Selma City Hall

“We met our legal obligation to approve a budget before the close of the fiscal year, and I am grateful for that,” City Council President Billy Young said. “And the citizens of Selma are grateful.”

As required by law, the city of Selma has a balanced budget, but the city council had to pull $2 million from reserves to do it.

The city council approved the $22.3 million budget in a special called meeting on Sept. 26, just four days before the end of the current fiscal year. Cities don’t have to have a budget, but if they do, they must approve it before the fiscal year starts on Oct. 1, and the budget must be balanced.

“We met our legal obligation to approve a budget before the close of the fiscal year, and I am grateful for that,” City Council President Billy Young said. “And the citizens of Selma are grateful.”

The budget approved by the council is about $1.5 million less than the budget Mayor James Perkins Jr. proposed and about $300,000 less than the city’s current budget.  

The city’s projected revenue is $20.4 million, including a projected $1 million increase in sales and use tax, from $11.5 million in 2024 to $12.5 million in 2025.

Even with that increase, the budget is left with a deficit of $1.9 million. The council made up the difference by applying $2 million from the city’s reserves to balance the budget. With that $2 million infusion, the budget is projected to have a surplus of $93,000. That’s a razor-thin margin of .004% of the city’s $22.3 million budget.

The council had to work around two major hurdles to create the 2025 budget. First, the council had to find a way to make up losing $2 million from the federal American Rescue Fund Act, which expired on Sept. 30. And the council had to cover $2.4 million to pay off a 2016 loan.

The payments for the warrant, a type of loan, ballooned to about 10% of the city’s budget in 2024, and it will stay that high until it’s paid off in 2031. Refinancing the loan is not an option, the council learned from its investment banker earlier this summer.

To put it in perspective, the city will spend almost as much on loan payments in 2025 as it will spend on public works for the year.   

The budget includes $450,000 for the citywide camera surveillance system, which was approved in June but has not been installed. The budget places the funds in the police department’s budget, while Perkins’ budget called for it to be placed in the information technology department budget.
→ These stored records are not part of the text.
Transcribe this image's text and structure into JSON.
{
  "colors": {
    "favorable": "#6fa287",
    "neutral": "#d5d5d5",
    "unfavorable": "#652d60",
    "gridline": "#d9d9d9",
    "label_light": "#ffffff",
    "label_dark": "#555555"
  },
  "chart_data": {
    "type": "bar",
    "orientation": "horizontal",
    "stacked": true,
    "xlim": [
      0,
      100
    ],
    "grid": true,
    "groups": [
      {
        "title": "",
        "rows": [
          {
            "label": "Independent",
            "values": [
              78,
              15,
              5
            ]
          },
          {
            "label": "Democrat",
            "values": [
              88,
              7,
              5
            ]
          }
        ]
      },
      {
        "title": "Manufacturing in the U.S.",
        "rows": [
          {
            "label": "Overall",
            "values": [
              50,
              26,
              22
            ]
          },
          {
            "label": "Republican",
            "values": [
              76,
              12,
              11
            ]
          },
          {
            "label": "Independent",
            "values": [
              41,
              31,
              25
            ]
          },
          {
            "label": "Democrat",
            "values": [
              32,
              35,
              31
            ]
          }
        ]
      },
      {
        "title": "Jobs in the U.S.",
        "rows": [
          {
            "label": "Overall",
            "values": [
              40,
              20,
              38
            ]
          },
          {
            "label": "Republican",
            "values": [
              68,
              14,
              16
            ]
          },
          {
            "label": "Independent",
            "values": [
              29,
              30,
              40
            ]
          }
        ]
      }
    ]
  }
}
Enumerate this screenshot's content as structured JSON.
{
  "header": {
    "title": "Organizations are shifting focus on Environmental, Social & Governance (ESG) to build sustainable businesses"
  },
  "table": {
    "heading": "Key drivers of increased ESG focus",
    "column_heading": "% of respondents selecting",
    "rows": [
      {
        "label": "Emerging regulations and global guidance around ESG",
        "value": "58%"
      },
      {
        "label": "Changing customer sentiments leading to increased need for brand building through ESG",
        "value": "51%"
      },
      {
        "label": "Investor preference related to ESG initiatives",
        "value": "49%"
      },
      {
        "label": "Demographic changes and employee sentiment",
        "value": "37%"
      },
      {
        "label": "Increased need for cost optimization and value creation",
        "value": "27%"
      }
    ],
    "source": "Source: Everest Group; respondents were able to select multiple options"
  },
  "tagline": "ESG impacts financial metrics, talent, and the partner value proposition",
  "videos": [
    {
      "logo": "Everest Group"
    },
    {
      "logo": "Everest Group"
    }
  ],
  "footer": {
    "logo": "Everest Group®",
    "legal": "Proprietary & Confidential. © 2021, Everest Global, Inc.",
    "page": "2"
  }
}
Litter and garbage take up an additional $470,000 of the budget. The budget calls for $320,000 to join with Dallas County in a litter control program and $150,000 to pay for garbage pick-up for residents who are on Social Security disability. State law requires the city to cover the cost of garbage pickup for citizens on disability.
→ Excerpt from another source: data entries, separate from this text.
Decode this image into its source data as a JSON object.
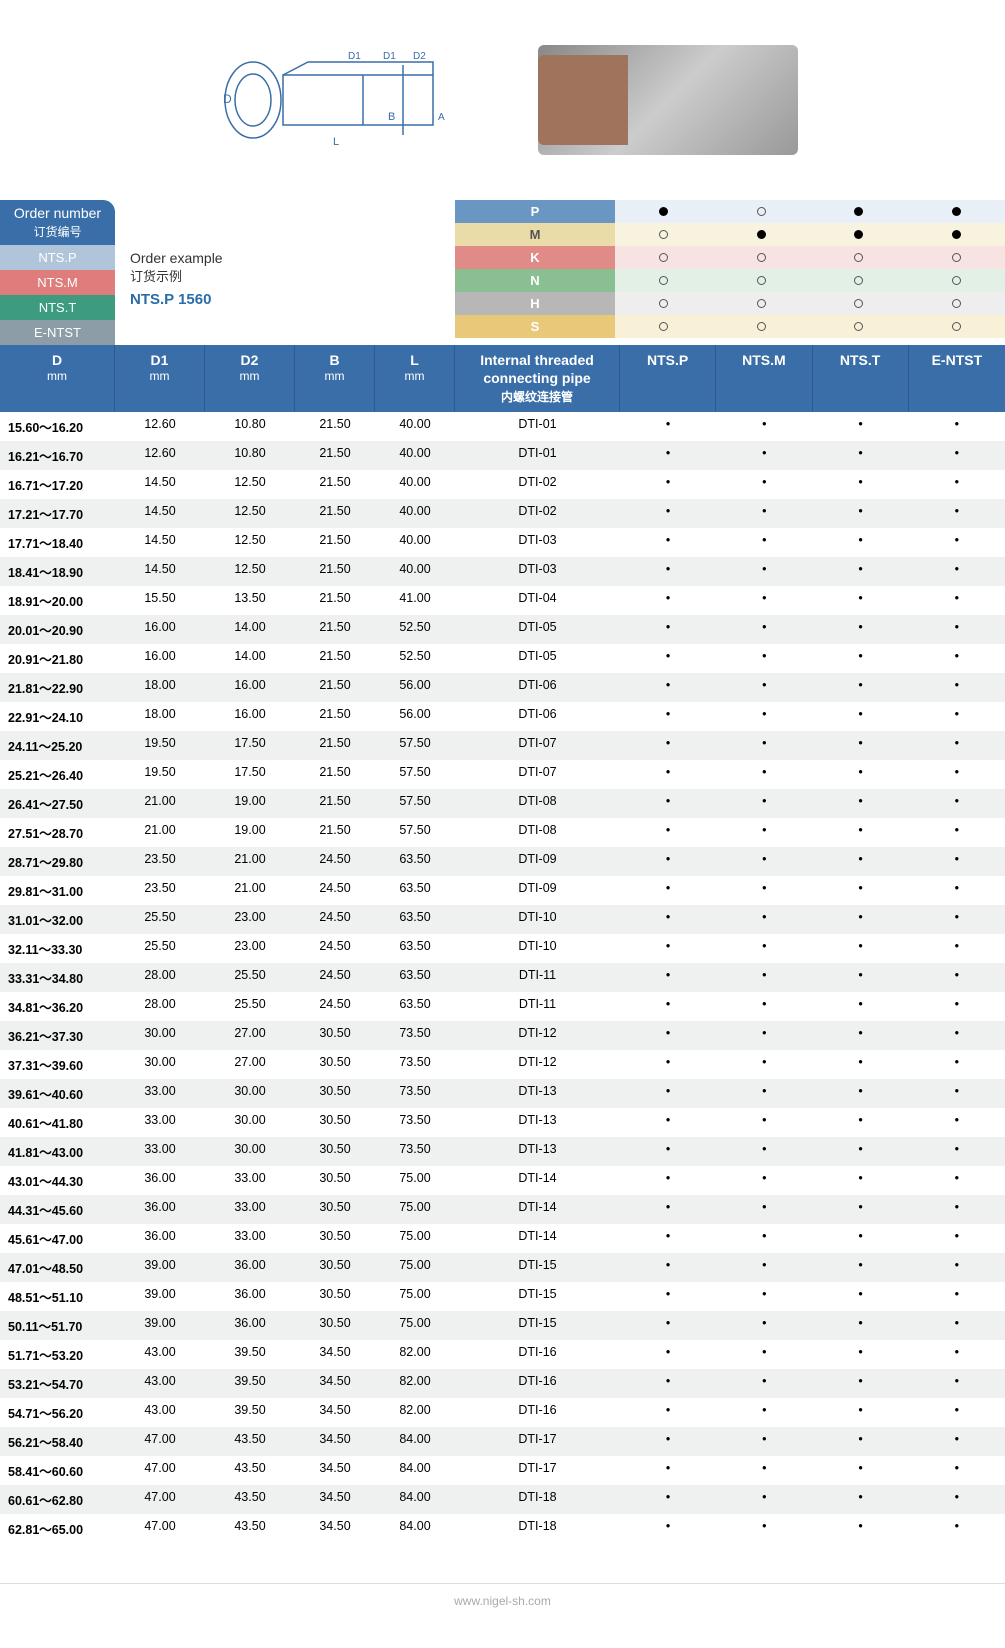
{
  "header_images": {
    "diagram_labels": [
      "D",
      "D1",
      "D1",
      "D2",
      "L",
      "B",
      "A"
    ]
  },
  "order_block": {
    "title_en": "Order number",
    "title_cn": "订货编号",
    "rows": [
      "NTS.P",
      "NTS.M",
      "NTS.T",
      "E-NTST"
    ],
    "row_colors": {
      "NTS.P": "#b0c5d9",
      "NTS.M": "#de7d7b",
      "NTS.T": "#3d9c7f",
      "E-NTST": "#8c9da8"
    }
  },
  "order_example": {
    "line1": "Order example",
    "line2": "订货示例",
    "line3": "NTS.P 1560"
  },
  "material_matrix": {
    "rows": [
      "P",
      "M",
      "K",
      "N",
      "H",
      "S"
    ],
    "row_bg": {
      "P": "#6a96c3",
      "M": "#e9dca9",
      "K": "#e08b88",
      "N": "#8abf92",
      "H": "#b7b7b7",
      "S": "#e8c97a"
    },
    "cells": {
      "P": [
        "filled",
        "open",
        "filled",
        "filled"
      ],
      "M": [
        "open",
        "filled",
        "filled",
        "filled"
      ],
      "K": [
        "open",
        "open",
        "open",
        "open"
      ],
      "N": [
        "open",
        "open",
        "open",
        "open"
      ],
      "H": [
        "open",
        "open",
        "open",
        "open"
      ],
      "S": [
        "open",
        "open",
        "open",
        "open"
      ]
    }
  },
  "columns": {
    "d": {
      "l1": "D",
      "l2": "mm"
    },
    "d1": {
      "l1": "D1",
      "l2": "mm"
    },
    "d2": {
      "l1": "D2",
      "l2": "mm"
    },
    "b": {
      "l1": "B",
      "l2": "mm"
    },
    "l": {
      "l1": "L",
      "l2": "mm"
    },
    "pipe": {
      "l1": "Internal threaded",
      "l2": "connecting pipe",
      "l3": "内螺纹连接管"
    },
    "c1": "NTS.P",
    "c2": "NTS.M",
    "c3": "NTS.T",
    "c4": "E-NTST"
  },
  "rows": [
    {
      "d": "15.60～16.20",
      "d1": "12.60",
      "d2": "10.80",
      "b": "21.50",
      "l": "40.00",
      "pipe": "DTI-01"
    },
    {
      "d": "16.21～16.70",
      "d1": "12.60",
      "d2": "10.80",
      "b": "21.50",
      "l": "40.00",
      "pipe": "DTI-01"
    },
    {
      "d": "16.71～17.20",
      "d1": "14.50",
      "d2": "12.50",
      "b": "21.50",
      "l": "40.00",
      "pipe": "DTI-02"
    },
    {
      "d": "17.21～17.70",
      "d1": "14.50",
      "d2": "12.50",
      "b": "21.50",
      "l": "40.00",
      "pipe": "DTI-02"
    },
    {
      "d": "17.71～18.40",
      "d1": "14.50",
      "d2": "12.50",
      "b": "21.50",
      "l": "40.00",
      "pipe": "DTI-03"
    },
    {
      "d": "18.41～18.90",
      "d1": "14.50",
      "d2": "12.50",
      "b": "21.50",
      "l": "40.00",
      "pipe": "DTI-03"
    },
    {
      "d": "18.91～20.00",
      "d1": "15.50",
      "d2": "13.50",
      "b": "21.50",
      "l": "41.00",
      "pipe": "DTI-04"
    },
    {
      "d": "20.01～20.90",
      "d1": "16.00",
      "d2": "14.00",
      "b": "21.50",
      "l": "52.50",
      "pipe": "DTI-05"
    },
    {
      "d": "20.91～21.80",
      "d1": "16.00",
      "d2": "14.00",
      "b": "21.50",
      "l": "52.50",
      "pipe": "DTI-05"
    },
    {
      "d": "21.81～22.90",
      "d1": "18.00",
      "d2": "16.00",
      "b": "21.50",
      "l": "56.00",
      "pipe": "DTI-06"
    },
    {
      "d": "22.91～24.10",
      "d1": "18.00",
      "d2": "16.00",
      "b": "21.50",
      "l": "56.00",
      "pipe": "DTI-06"
    },
    {
      "d": "24.11～25.20",
      "d1": "19.50",
      "d2": "17.50",
      "b": "21.50",
      "l": "57.50",
      "pipe": "DTI-07"
    },
    {
      "d": "25.21～26.40",
      "d1": "19.50",
      "d2": "17.50",
      "b": "21.50",
      "l": "57.50",
      "pipe": "DTI-07"
    },
    {
      "d": "26.41～27.50",
      "d1": "21.00",
      "d2": "19.00",
      "b": "21.50",
      "l": "57.50",
      "pipe": "DTI-08"
    },
    {
      "d": "27.51～28.70",
      "d1": "21.00",
      "d2": "19.00",
      "b": "21.50",
      "l": "57.50",
      "pipe": "DTI-08"
    },
    {
      "d": "28.71～29.80",
      "d1": "23.50",
      "d2": "21.00",
      "b": "24.50",
      "l": "63.50",
      "pipe": "DTI-09"
    },
    {
      "d": "29.81～31.00",
      "d1": "23.50",
      "d2": "21.00",
      "b": "24.50",
      "l": "63.50",
      "pipe": "DTI-09"
    },
    {
      "d": "31.01～32.00",
      "d1": "25.50",
      "d2": "23.00",
      "b": "24.50",
      "l": "63.50",
      "pipe": "DTI-10"
    },
    {
      "d": "32.11～33.30",
      "d1": "25.50",
      "d2": "23.00",
      "b": "24.50",
      "l": "63.50",
      "pipe": "DTI-10"
    },
    {
      "d": "33.31～34.80",
      "d1": "28.00",
      "d2": "25.50",
      "b": "24.50",
      "l": "63.50",
      "pipe": "DTI-11"
    },
    {
      "d": "34.81～36.20",
      "d1": "28.00",
      "d2": "25.50",
      "b": "24.50",
      "l": "63.50",
      "pipe": "DTI-11"
    },
    {
      "d": "36.21～37.30",
      "d1": "30.00",
      "d2": "27.00",
      "b": "30.50",
      "l": "73.50",
      "pipe": "DTI-12"
    },
    {
      "d": "37.31～39.60",
      "d1": "30.00",
      "d2": "27.00",
      "b": "30.50",
      "l": "73.50",
      "pipe": "DTI-12"
    },
    {
      "d": "39.61～40.60",
      "d1": "33.00",
      "d2": "30.00",
      "b": "30.50",
      "l": "73.50",
      "pipe": "DTI-13"
    },
    {
      "d": "40.61～41.80",
      "d1": "33.00",
      "d2": "30.00",
      "b": "30.50",
      "l": "73.50",
      "pipe": "DTI-13"
    },
    {
      "d": "41.81～43.00",
      "d1": "33.00",
      "d2": "30.00",
      "b": "30.50",
      "l": "73.50",
      "pipe": "DTI-13"
    },
    {
      "d": "43.01～44.30",
      "d1": "36.00",
      "d2": "33.00",
      "b": "30.50",
      "l": "75.00",
      "pipe": "DTI-14"
    },
    {
      "d": "44.31～45.60",
      "d1": "36.00",
      "d2": "33.00",
      "b": "30.50",
      "l": "75.00",
      "pipe": "DTI-14"
    },
    {
      "d": "45.61～47.00",
      "d1": "36.00",
      "d2": "33.00",
      "b": "30.50",
      "l": "75.00",
      "pipe": "DTI-14"
    },
    {
      "d": "47.01～48.50",
      "d1": "39.00",
      "d2": "36.00",
      "b": "30.50",
      "l": "75.00",
      "pipe": "DTI-15"
    },
    {
      "d": "48.51～51.10",
      "d1": "39.00",
      "d2": "36.00",
      "b": "30.50",
      "l": "75.00",
      "pipe": "DTI-15"
    },
    {
      "d": "50.11～51.70",
      "d1": "39.00",
      "d2": "36.00",
      "b": "30.50",
      "l": "75.00",
      "pipe": "DTI-15"
    },
    {
      "d": "51.71～53.20",
      "d1": "43.00",
      "d2": "39.50",
      "b": "34.50",
      "l": "82.00",
      "pipe": "DTI-16"
    },
    {
      "d": "53.21～54.70",
      "d1": "43.00",
      "d2": "39.50",
      "b": "34.50",
      "l": "82.00",
      "pipe": "DTI-16"
    },
    {
      "d": "54.71～56.20",
      "d1": "43.00",
      "d2": "39.50",
      "b": "34.50",
      "l": "82.00",
      "pipe": "DTI-16"
    },
    {
      "d": "56.21～58.40",
      "d1": "47.00",
      "d2": "43.50",
      "b": "34.50",
      "l": "84.00",
      "pipe": "DTI-17"
    },
    {
      "d": "58.41～60.60",
      "d1": "47.00",
      "d2": "43.50",
      "b": "34.50",
      "l": "84.00",
      "pipe": "DTI-17"
    },
    {
      "d": "60.61～62.80",
      "d1": "47.00",
      "d2": "43.50",
      "b": "34.50",
      "l": "84.00",
      "pipe": "DTI-18"
    },
    {
      "d": "62.81～65.00",
      "d1": "47.00",
      "d2": "43.50",
      "b": "34.50",
      "l": "84.00",
      "pipe": "DTI-18"
    }
  ],
  "footer": "www.nigel-sh.com",
  "colors": {
    "header_bg": "#3a6ea8",
    "row_alt_bg": "#eff1f0"
  }
}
The city will spend about $10.6 million for salaries. Finance Committee Chairman Troy Harvill said that while the council “would like to give everybody a larger raise,” they had to adjust salaries “to try to stay in line.”
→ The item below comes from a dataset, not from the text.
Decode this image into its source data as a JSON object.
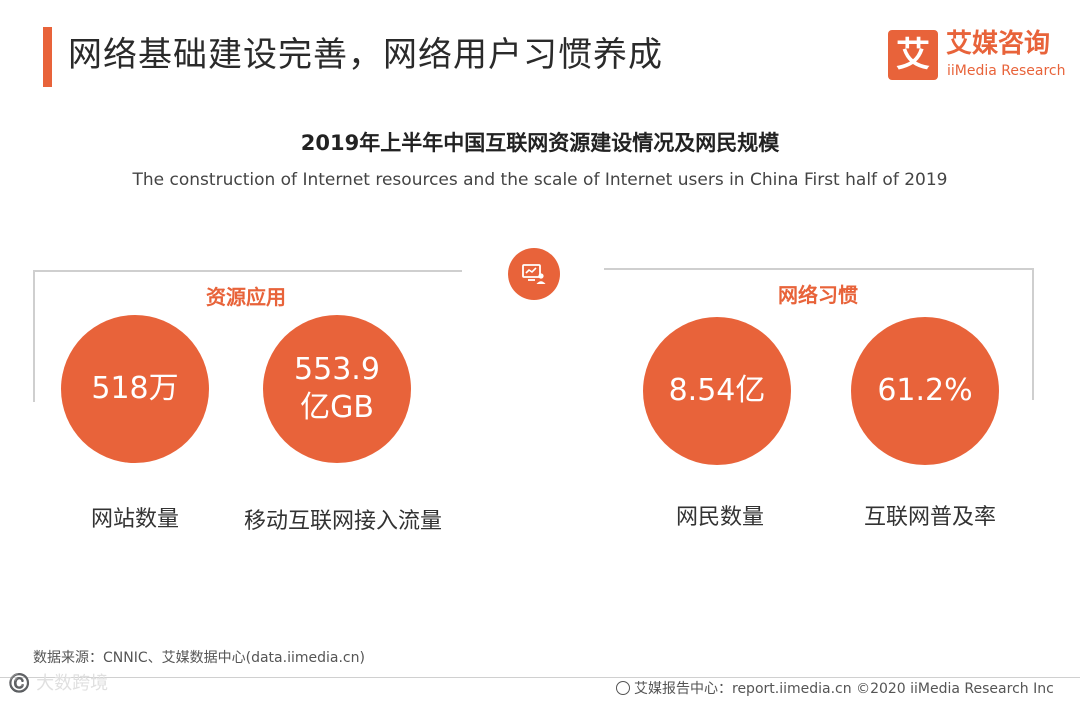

As it is, the 2025 budget calls for spending $826,000 more on salaries than the 2024 budget.

The police department is budgeted for $5.6 million, plus another $504,000 to support the 911 service. The fire department will receive $3.9 million.

The public works department will spend $2.4 million, and the cemetery department is budgeted for $480,000. The recreation department’s budget is $526,000.

The city council held a series of meetings with department heads as they worked on the budget. Approving the budget Sept. 26 were Harvill, Young, President Pro Tem Clay Carmichael, and Councilmembers Christie Thomas and Jannie Thomas.

Councilmembers Lesia James, Samuel Randolph, Atkin Jemison and Michael Johnson were absent.

The city of Selma did not have a budget for the 2023 fiscal year, which started on Oct. 1, 2022. The mayor’s office and the council could not agree on a budget for the entire year. In fact, when the council approved a budget in March 2023 that defunded unfilled positions just as it did in the new budget, Perkins was so upset that he sued the council and got an injunction preventing the budget from taking effect.

The council and the mayor worked things out, and the city operated with a budget in the 2024 fiscal year.